Il était un peu mon père et mon frère.

Il m’a proposé de nous revoir à la rentrée scolaire et j’ai accepté avec plaisir.

Mon père et ma mère l’ont reçu à plusieurs reprises et l’appréciaient.

Pour eux, il était un modèle de réussite sociale, un étudiant en médecine parti de rien.

Il était charmant et, chose importante pour mes parents, il était toujours bien habillé.

Nous allions nous promener tous les deux: nous avons visité l’hôpital franco-musulman de Bobigny (aujourd’hui l’hôpital Avicenne) où il était externe, nous allions au cinéma à Paris.

Il venait parfois me chercher en Jaguar qu’il avait dénichée je ne sais où.

Je vivais avec lui dans un monde imaginaire, loin de l’autorité de mon père.

Il n’y avait pas de tension, pas de problèmes, la vie était limpide.

J’étais un enfant solitaire et introverti.

J’évoluais en dehors des autres, de mes camarades de classe ou des professeurs du collège, dans un monde de lecture et de rêve.

Je n’aimais pas les cadres imposés par la société.

Je me sentais différent.

Jean était celui qui m’a tendu la main, qui m’a guidé: il était mon tuteur (sans jeu de mots).

Je l’écoutais.

Un jour, nous étions dans sa voiture, il m’a proposé de faire mon éducation sexuelle.

Il a ajouté que cela m’aiderait par la suite avec les filles.

J’ai dit que j’étais d’accord, comme souvent quand on ne veut pas perdre un ami.

“Pendant 2 ans, chez moi (le jeudi en l’absence de mes parents) ou chez lui (le samedi dans sa chambre d’étudiant) j’ai subi une parodie d’initiation:

2 ans de viols, 2 ans de dégoût”.

Après la première fois il m’a dit: ce sera notre secret*.

J’étais sous influence comme l’est un enfant de 11 ans, je me lavais le sexe avant son arrivée.

J’étais sa chose, son déversoir à fantasmes.

Une après-midi, quand il me prenait, il m’a dit qu’il voulait essayer de jouir 2 fois de suite, pour épater les filles.

J’avais honte de ce que je que je subissais.

J’ai encore l’odeur de son parfum (33 brut de Fabergé) sur mon corps et de son sperme dans ma bouche.

Puis nos chemins se sont séparés, j’ai fait ma vie.

Une vie à la dérive, une vie d’alcoolisation et de drogues, de périodes dépressives, de marginalisation, de déscolarisation, …

Tant bien que mal, j’ai eu une vie professionnelle et familiale.
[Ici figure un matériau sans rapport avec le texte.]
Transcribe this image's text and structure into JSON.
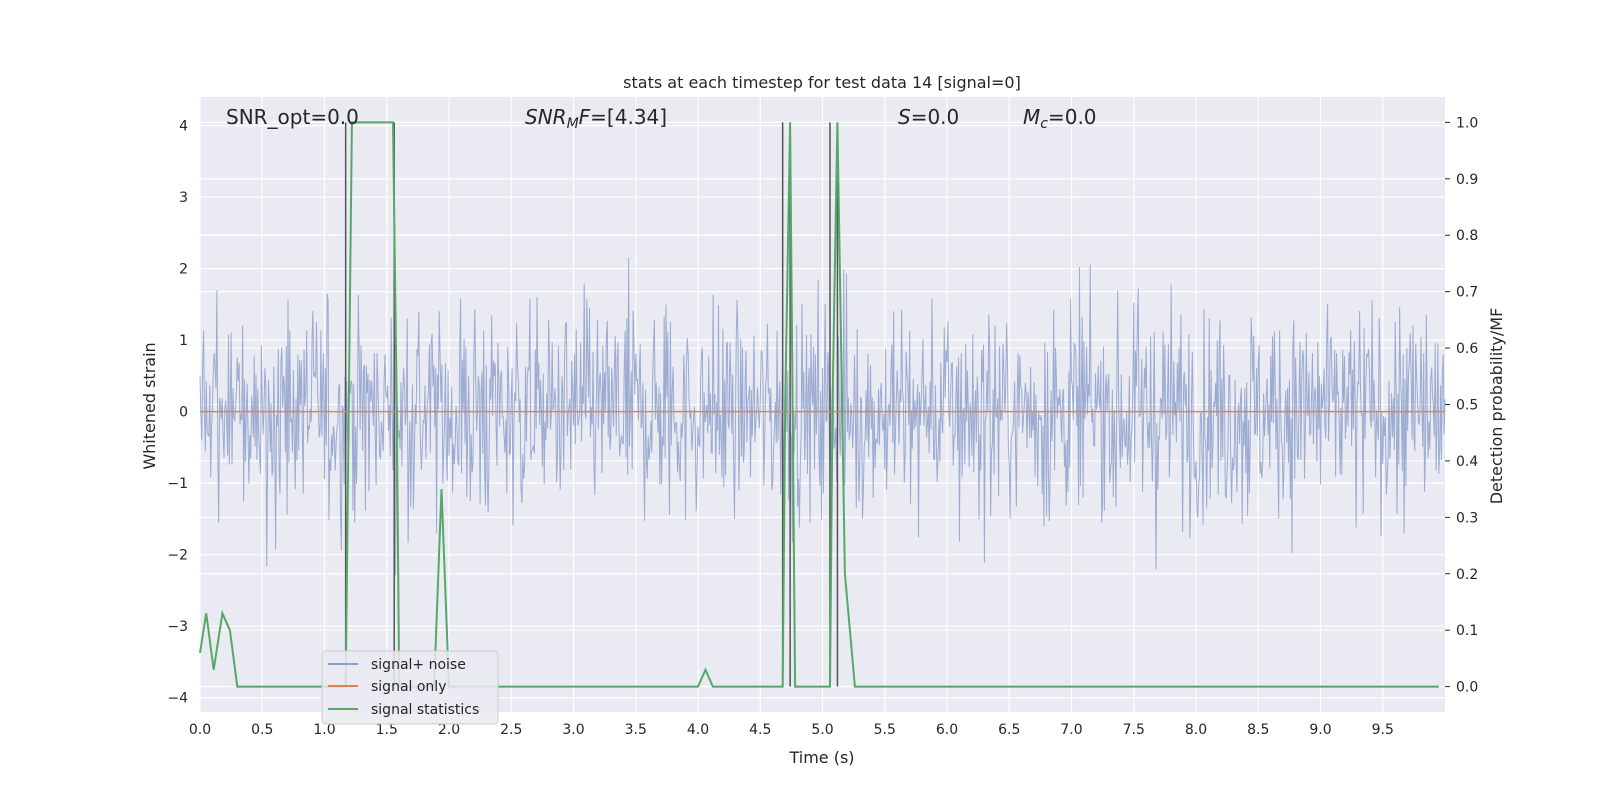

A 38 ans, soit 27 ans près les viols, j’ai été pris dans la rue d’une crise de panique aigue: je ne pouvais plus avancer car il m’était impossible de regarder les enfants, de les croiser.

J’avais peur de les toucher et d’abuser d’eux.

Je n’avais pas oublié ce que j’avais subi, mais ma mémoire avait placé ces viols sous anesthésie.

Je me suis mis de nouveau à boire de façon compulsive, j’étais saoul tous les soirs.

Je n’étais rien, de la merde tout simplement.

J’avais perdu toute estime de moi.

Pour ne pas sombrer dans la folie, j’ai contacté un psychiatre en urgence.

J’ai survécu grâce à la bienveillance et à l’intelligence de tous les thérapeutes, et de ma famille.

Je pensais que les sévices sexuels étaient de ma faute puisque je ne m’y étais pas opposé.

Une sorte de viol avec consentement.

J’ai développé de nombreux TOC (phobies du suicide, des enfants bien sûr, de la foule, des pièces closes…).

Je ne pouvais pas avoir de tendresse pour mes propres enfants et mon épouse.

Le pédophile est un pervers qui avance masqué, un prédateur sexuel.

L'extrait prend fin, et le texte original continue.